In both cases the intention was not simply practice “free speech”—one, after all, always makes choices as to what one speaks about, even in conditions of absolute freedom. (We now know, for example, that three years before the same Danish newspaper rejected cartoons depicting Jesus negatively, precisely on the ground that they could cause an outcry).In the cases of van Gogh’s film and Rose’s cartoons, the intention was to provoke through offence. However, clearly van Gogh did not expect to be murdered for his provocations, in the same way that Flemming Rose, the editor of the Danish newspaper Jyllands-Posten, did not expect such an uncontrollable international furor to result from his decision to solicit and publish the Muhammad cartoons.

Thus in both case the offenders succeeded far more than they had anticipated. The social climate in Europe after both cases was characterized by a sense of great “surprise” at the intensity of the reaction. This surprise furnished not simply anti-Muslim vitriol, but also something more positive: an incentive for serious communication and education about Islam and Muslims. It is reported that bookstores in Denmark have run out of copies of the Qur’an—just as bookstores in the US were raided for copies of the same book after September 11. Yet one can read the entire Qur’an and learn nothing about the background of what happened after the cartoons globally. More relevant would be to read about the material conditions and political grievances in Muslim societies today. Those conditions and grievances, which often have little to do with Islam itself as a religion, are what produce a volatile environment in which isolated incidents and otherwise forgettable insults may lead to uncontrollable crises.

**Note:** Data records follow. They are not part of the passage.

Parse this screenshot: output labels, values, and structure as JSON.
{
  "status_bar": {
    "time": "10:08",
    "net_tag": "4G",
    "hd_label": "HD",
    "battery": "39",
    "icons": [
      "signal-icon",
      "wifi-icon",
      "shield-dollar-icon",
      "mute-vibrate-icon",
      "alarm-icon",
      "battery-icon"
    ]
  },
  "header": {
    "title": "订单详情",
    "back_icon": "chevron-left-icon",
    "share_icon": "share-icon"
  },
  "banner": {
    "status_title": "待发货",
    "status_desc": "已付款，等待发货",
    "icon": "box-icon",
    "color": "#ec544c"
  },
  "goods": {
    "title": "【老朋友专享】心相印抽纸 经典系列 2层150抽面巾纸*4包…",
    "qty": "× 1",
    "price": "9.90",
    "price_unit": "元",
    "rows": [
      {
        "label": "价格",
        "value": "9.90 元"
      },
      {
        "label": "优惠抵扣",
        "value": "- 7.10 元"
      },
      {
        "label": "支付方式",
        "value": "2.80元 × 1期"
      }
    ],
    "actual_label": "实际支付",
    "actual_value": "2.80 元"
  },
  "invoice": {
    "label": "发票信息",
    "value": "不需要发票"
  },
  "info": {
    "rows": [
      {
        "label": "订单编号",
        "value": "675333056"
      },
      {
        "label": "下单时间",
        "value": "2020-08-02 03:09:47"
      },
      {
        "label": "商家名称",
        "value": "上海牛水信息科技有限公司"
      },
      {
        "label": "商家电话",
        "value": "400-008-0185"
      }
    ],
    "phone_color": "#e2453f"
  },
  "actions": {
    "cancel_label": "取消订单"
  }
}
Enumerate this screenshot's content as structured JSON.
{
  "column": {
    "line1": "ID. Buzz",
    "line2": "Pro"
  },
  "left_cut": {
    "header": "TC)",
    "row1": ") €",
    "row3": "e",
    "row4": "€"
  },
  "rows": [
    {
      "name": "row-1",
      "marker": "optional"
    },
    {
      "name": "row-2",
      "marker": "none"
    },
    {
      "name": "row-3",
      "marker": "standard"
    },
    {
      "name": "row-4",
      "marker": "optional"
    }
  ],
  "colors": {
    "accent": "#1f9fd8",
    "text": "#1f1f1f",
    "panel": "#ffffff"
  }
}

We do live now in a truly interconnected global society. The fact that an issue of this nature has generated such a global agitation verifies the fact. It testifies, among other things, to the power of the Internet as a tool of organizing, but also to the possibilities of global grass-roots movement concerned with common issues. Here we have a good example of a global society working out its common issues through its own initiatives.

It should naturally be expected that in such a movement there will be a certain uncontrollable element. Not only is there no central leadership for such a global movement, it is also in its nature to cause various local grievances to add to the energy of the movement precisely as all grievances converge upon a common cause. Distress about the oppression of the Palestinians, the destruction of Iraq, or imperialist threats and arrogance generally, become added on to the protest, since these older and festering malignancies place the cartoons into a larger, supposedly connected narrative of grand clash on a world scale. Similarly, discontent with unaccountable, unresponsive, illegitimate or ineffective governance locally becomes added to the sum total of grievances. The cartoons then summarize, stand in, or become a symbol for all the weaknesses and vulnerabilities of the umma.

The issue thus is not simply that offensive cartoons appeared in a far away newspaper that few had ever heard of. They are offensive and are intended to provoke, but there is more. It is that “more”–our own other grievances, weaknesses and vulnerabilities–that we need to address and resolve. We do have problems to worry about other than the cartoons, even though these have given everyone, in Europe as well as in the Muslims World, an opportunity to think not only about how to better communicate, but also how to begin to address real issues, rather than remain fixated on symbols of real issues.